Four Leaf Clover from Getty |
I'm not certain if you are aware of a person in your midst that has a very special talent. Today Country Living Magazine posted on their Facebook Page (okay, just go with it.... way too hard to explain) an article about the rarity of finding four leaf clovers. They say, "The odds of spotting a four-leaf clover are pretty darn small—about 1 in 10,000, actually. Chalk that up to the fact that the appearance of extra leaves is the result of a genetic mutation."
My mother, Betty Lorraine Werst Cone, had the uncanny ability to find four leaf clovers. In fact, I can not remember being out clover hunting with her when she did not find one. Sometimes, she would find two or three in a sitting. She looked every time she was outside. If we had a picnic in a park, or were putting flowers on grandparents grave, she would stop and look for four leafed clovers. She found them everywhere, Oregon, California, New Jersey, North Carolina, Texas, Colorado, Kansas. It wasn't that she just had mutant clover in her yard.

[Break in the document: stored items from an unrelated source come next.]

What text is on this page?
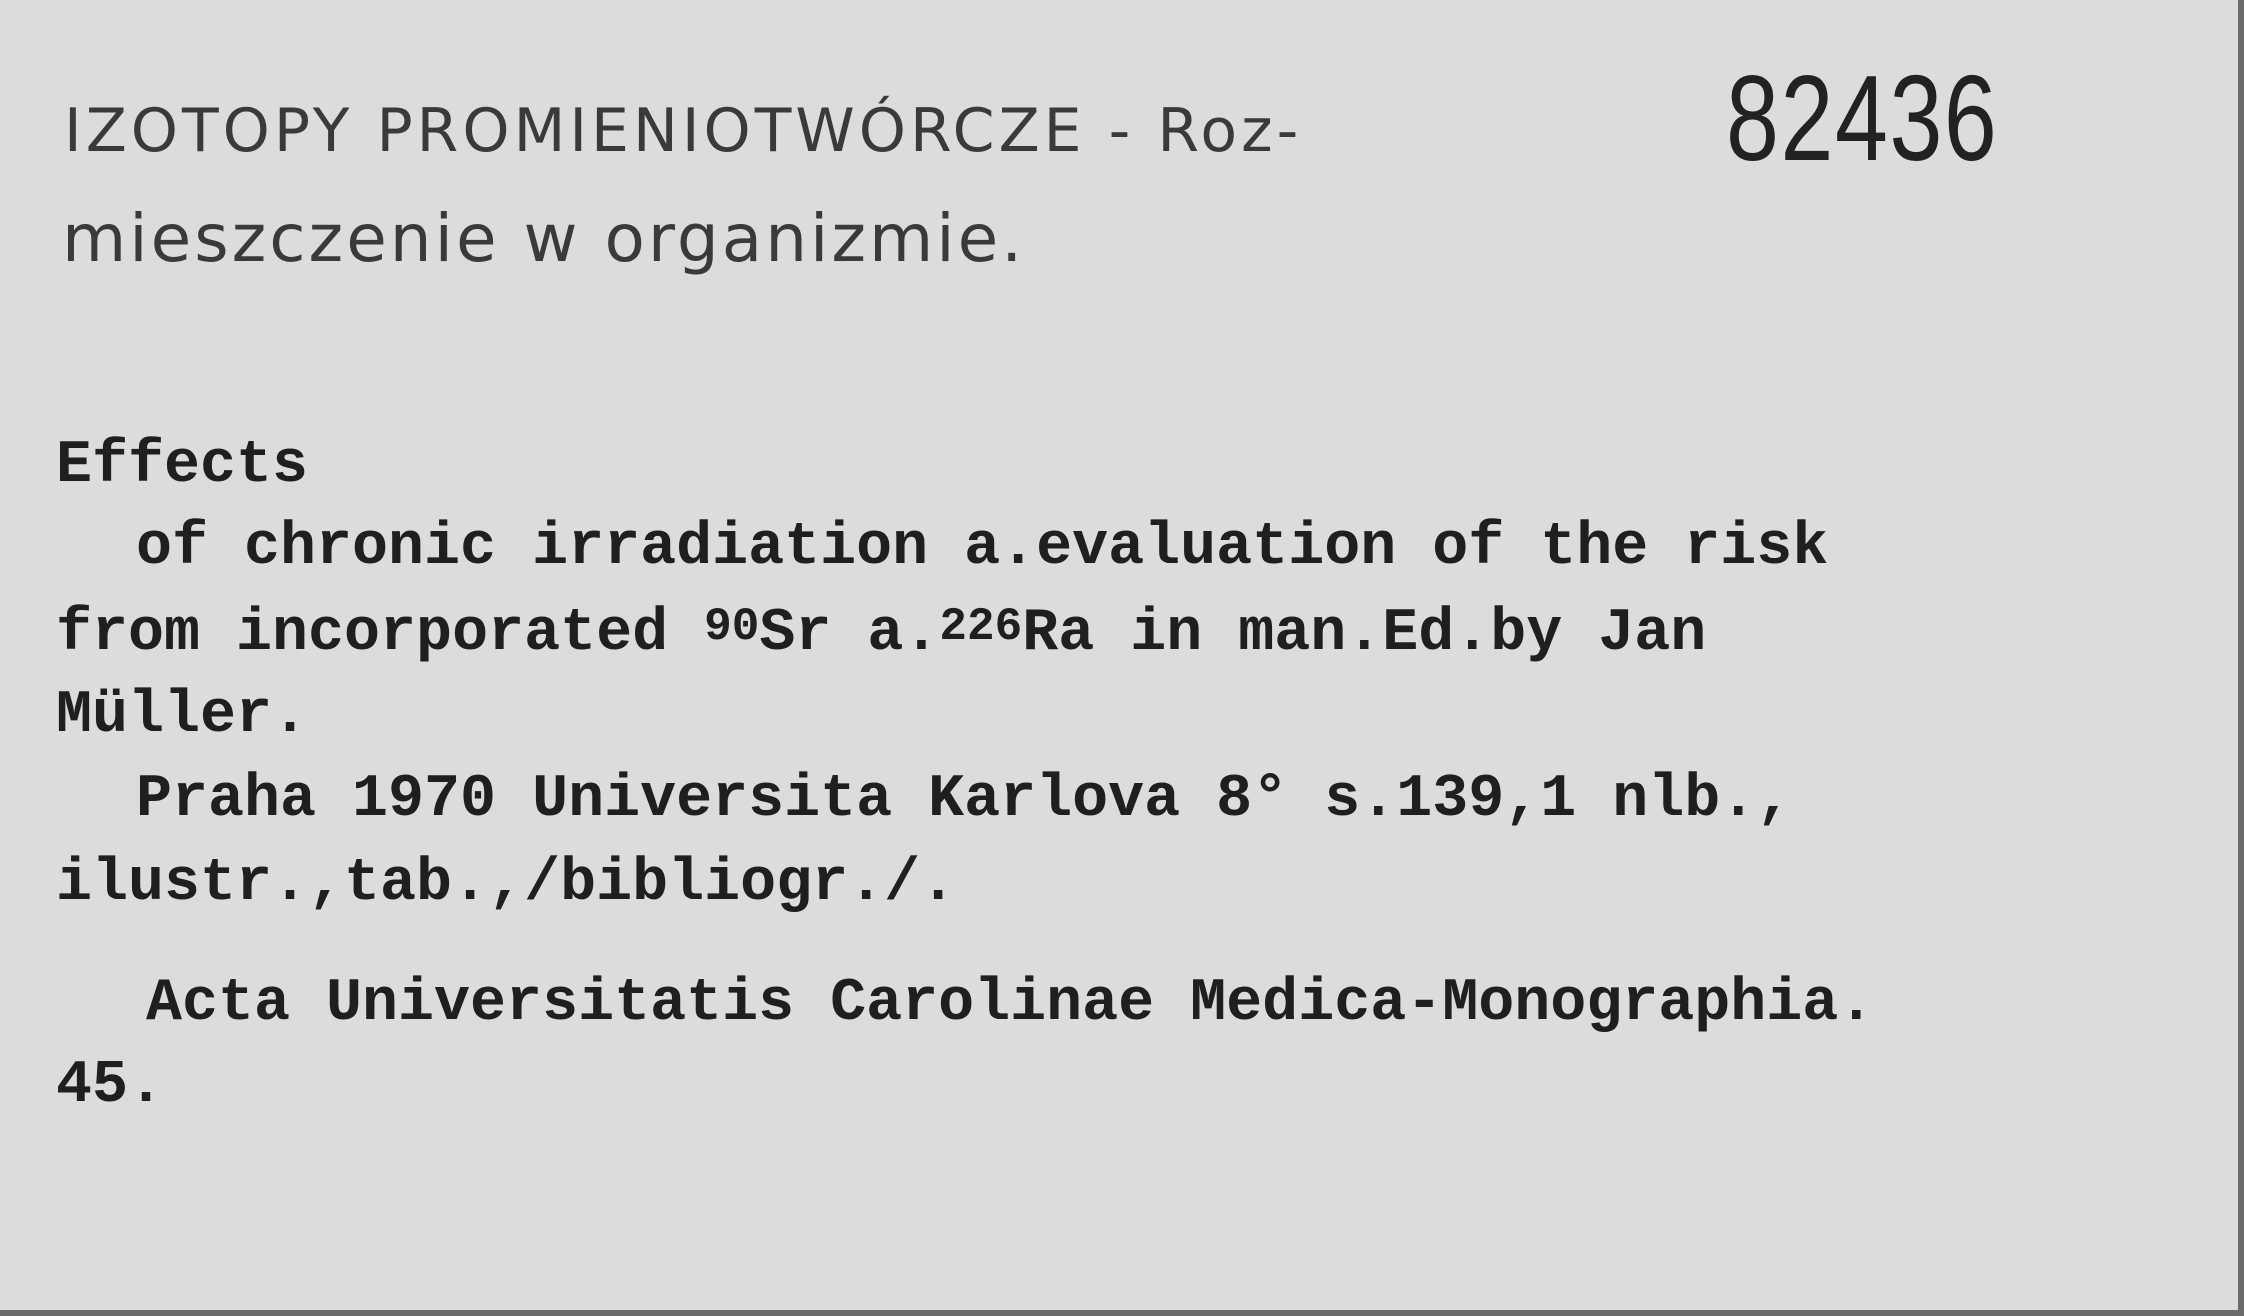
IZOTOPY PROMIENIOTWÓRCZE - Roz-	82436
mieszczenie w organizmie.
Effects
of chronic irradiation a.evaluation of the risk
from incorporated $^{90}$Sr a.$^{226}$Ra in man.Ed.by Jan
Müller.
Praha 1970 Universita Karlova 8° s.139,1 nlb.,
ilustr.,tab.,/bibliogr./.
Acta Universitatis Carolinae Medica-Monographia.
45.
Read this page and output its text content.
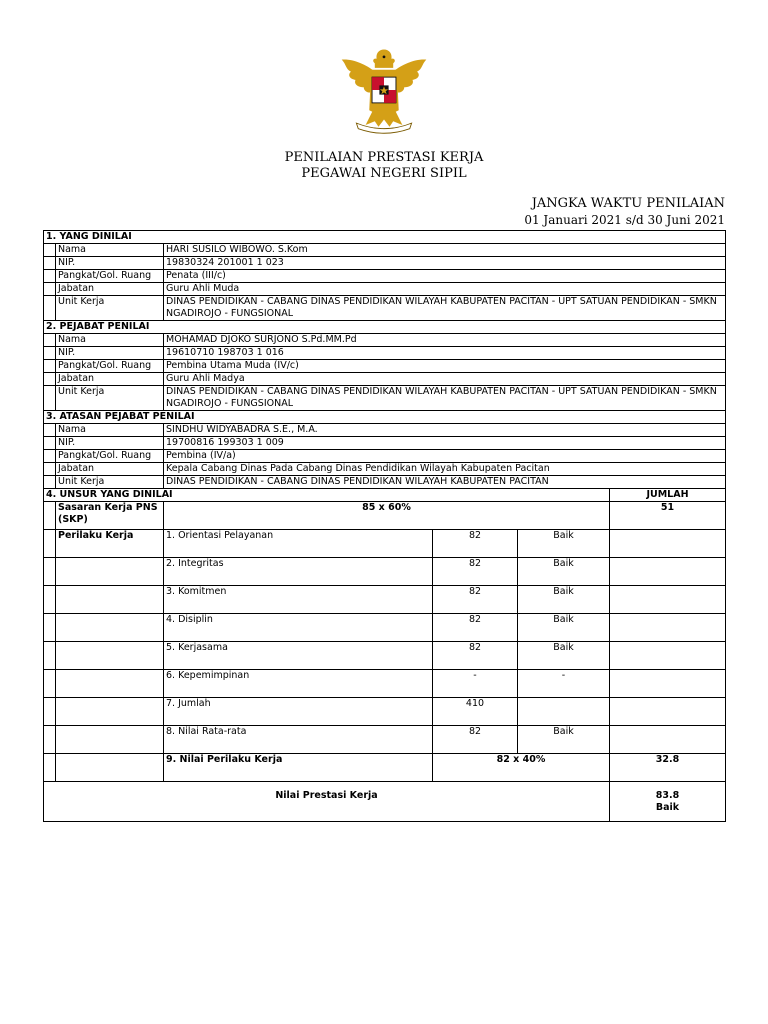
PENILAIAN PRESTASI KERJA
PEGAWAI NEGERI SIPIL
JANGKA WAKTU PENILAIAN
01 Januari 2021 s/d 30 Juni 2021
1. YANG DINILAI					
	Nama	HARI SUSILO WIBOWO. S.Kom			
	NIP.	19830324 201001 1 023			
	Pangkat/Gol. Ruang	Penata (III/c)			
	Jabatan	Guru Ahli Muda			
	Unit Kerja	DINAS PENDIDIKAN - CABANG DINAS PENDIDIKAN WILAYAH KABUPATEN PACITAN - UPT SATUAN PENDIDIKAN - SMKN NGADIROJO - FUNGSIONAL			
2. PEJABAT PENILAI					
	Nama	MOHAMAD DJOKO SURJONO S.Pd.MM.Pd			
	NIP.	19610710 198703 1 016			
	Pangkat/Gol. Ruang	Pembina Utama Muda (IV/c)			
	Jabatan	Guru Ahli Madya			
	Unit Kerja	DINAS PENDIDIKAN - CABANG DINAS PENDIDIKAN WILAYAH KABUPATEN PACITAN - UPT SATUAN PENDIDIKAN - SMKN NGADIROJO - FUNGSIONAL			
3. ATASAN PEJABAT PENILAI					
	Nama	SINDHU WIDYABADRA S.E., M.A.			
	NIP.	19700816 199303 1 009			
	Pangkat/Gol. Ruang	Pembina (IV/a)			
	Jabatan	Kepala Cabang Dinas Pada Cabang Dinas Pendidikan Wilayah Kabupaten Pacitan			
	Unit Kerja	DINAS PENDIDIKAN - CABANG DINAS PENDIDIKAN WILAYAH KABUPATEN PACITAN			
4. UNSUR YANG DINILAI					JUMLAH
	Sasaran Kerja PNS (SKP)	85 x 60%			51
	Perilaku Kerja	1. Orientasi Pelayanan	82	Baik	
		2. Integritas	82	Baik	
		3. Komitmen	82	Baik	
		4. Disiplin	82	Baik	
		5. Kerjasama	82	Baik	
		6. Kepemimpinan	-	-	
		7. Jumlah	410		
		8. Nilai Rata-rata	82	Baik	
		9. Nilai Perilaku Kerja	82 x 40%		32.8
Nilai Prestasi Kerja					83.8
Baik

She preserved her findings, pressing them between the pages of the book she was reading, her address book, the family Bible, whatever was handy. Literally, she had hundreds stuck away for safe keeping and, of course, good luck.
I asked my sister Peg to look in some of Mom's books to see if she could find some examples and send me a photograph to use in this post. She stopped counting at 150 four leaf clovers found in one book. Mom was certainly among the luckiest at finding four leaf clovers.